What's more rewarding than spending a day on the water with your son or daughter? You share something you love with someone. You strengthen family ties as you help reinforce the foundation and future of recreational fishing.
But what if you're a kid whose mother or father doesn't fish? Or what if you're that mother or father who just can't seem to connect with your child and don't know what to do about it?
As an angler, Shane Wilson appreciated the value of various state and organizational programs that introduce kids to fishing. As an educator dealing with good kids who made bad decisions, he recognized that something besides fishing was missing from their lives.
And with the creation of Fishing's Future in 2007, he seized an opportunity to not only increase participation in sport fishing but help better the lives of families.
"I founded Fishing's Future to save the family by creating an avenue for parents to engage their children via an educational angling experience," said the Texas man who traded his administrator's job for a first-grade classroom so that he would have more time to devote to his passion.
"If we do this well, and we do," he continued, "families will go fishing again together and that leads to increased sales of fishing licenses and fishing equipment, as well as an increase in health and wellness. And we will do a better job of saving the sport and caring for the environment."
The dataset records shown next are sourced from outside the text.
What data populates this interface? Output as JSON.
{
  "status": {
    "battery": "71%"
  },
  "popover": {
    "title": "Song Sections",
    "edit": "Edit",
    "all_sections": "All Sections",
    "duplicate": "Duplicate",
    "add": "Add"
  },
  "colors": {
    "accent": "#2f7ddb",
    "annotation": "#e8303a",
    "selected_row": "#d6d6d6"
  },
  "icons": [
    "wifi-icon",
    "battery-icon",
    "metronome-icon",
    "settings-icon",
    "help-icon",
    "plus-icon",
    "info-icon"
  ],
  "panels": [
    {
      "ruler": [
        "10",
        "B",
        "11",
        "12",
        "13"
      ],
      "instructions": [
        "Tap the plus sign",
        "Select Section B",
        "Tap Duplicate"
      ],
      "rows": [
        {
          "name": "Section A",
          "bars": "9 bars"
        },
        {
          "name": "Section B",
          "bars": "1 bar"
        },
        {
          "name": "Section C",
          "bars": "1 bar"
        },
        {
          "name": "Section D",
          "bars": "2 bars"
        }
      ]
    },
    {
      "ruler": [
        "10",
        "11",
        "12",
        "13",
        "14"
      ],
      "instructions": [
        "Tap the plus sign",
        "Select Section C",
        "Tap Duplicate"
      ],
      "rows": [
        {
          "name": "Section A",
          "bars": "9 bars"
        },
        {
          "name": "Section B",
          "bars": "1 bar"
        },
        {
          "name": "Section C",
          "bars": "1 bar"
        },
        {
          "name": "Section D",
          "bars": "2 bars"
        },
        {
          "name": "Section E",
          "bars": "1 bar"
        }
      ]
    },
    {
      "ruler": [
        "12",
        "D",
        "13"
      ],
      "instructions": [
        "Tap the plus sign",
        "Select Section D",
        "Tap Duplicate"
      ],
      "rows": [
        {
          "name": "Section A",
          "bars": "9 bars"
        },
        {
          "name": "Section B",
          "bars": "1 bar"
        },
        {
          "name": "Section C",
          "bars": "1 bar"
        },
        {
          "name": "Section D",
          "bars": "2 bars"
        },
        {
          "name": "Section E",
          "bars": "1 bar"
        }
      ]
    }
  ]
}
How does Fishing's Future do it well? Mostly by conducting one-day Family Fish Camps via its 55 chapters in 15 states. The events are free and all equipment is provided, courtesy of sponsors. Following instruction, the families go fishing from shore, but the kids aren't competing for the first, biggest, or most fish. Focus is on the parents helping their children and sharing the joy when they hoist ashore a wiggling bluegill or catfish.
The families also pick up trash as part of their instruction on conservation and stewardship. Last year, 103,000 kids and their parents collected 18,000 pounds. "Thirty families can pick up 300 to 500 pounds or more pretty easily," Wilson said. "It adds up quickly when you have events going on in multiple communities across several states."
At the end of the camp, Fishing's Future instructors encourage the kids to hug their parents and say that they love them. Because they have spent the day together having fun, the effect is profound. Sometimes, though, it's not the first embrace of the day.
"Your program today has caused me to re-evaluate my priorities," one parent wrote Wilson. "Being a single parent and working full time is hard and sometimes I just cannot relate to my 11-year-old son.
"When my son caught his first fish today, I saw something in his eyes that I have never seen before. He was so excited, he even hugged me in public."
Another offered, "I thought that all he (son) liked to do was skateboard and play on the computer . . . I am very deeply moved in my awakening and want to thank you again for a remarkable program."
These "remarkable programs," as well as other educational and family-related fishing events, are conducted by the master angler(s) in each chapter. Volunteers achieve that status by taking the angling instructor certification course offered by their states. In exchange for a fee that helps finance the national non-profit program, Fishing's Future provides additional information and guidance, as well as liability insurance and equipment.
Bass clubs, schools, and even municipal governments have formed chapters, but just two or three dedicated individuals can do so as well.
The ultimate goal, Wilson said, is to re-establish fishing as the No. 1 family-oriented outdoor sport in America. If you're someone who already takes your child fishing, you might be thinking "re-establish?"
But an outdoors website doesn't even include fishing with camping, hiking, walking, biking, canoeing, photography, and even "BBQing" as a popular family activity.
"Collaboration with other organizations and industry leaders, along with legislative changes, must occur, but teaching a family how to fish together independently is the first necessary step," Wilson said. "America will return to fishing and spending time outdoors together if their first experience is positive, educational, and memorable.
"Fishing's Future is fishing's future."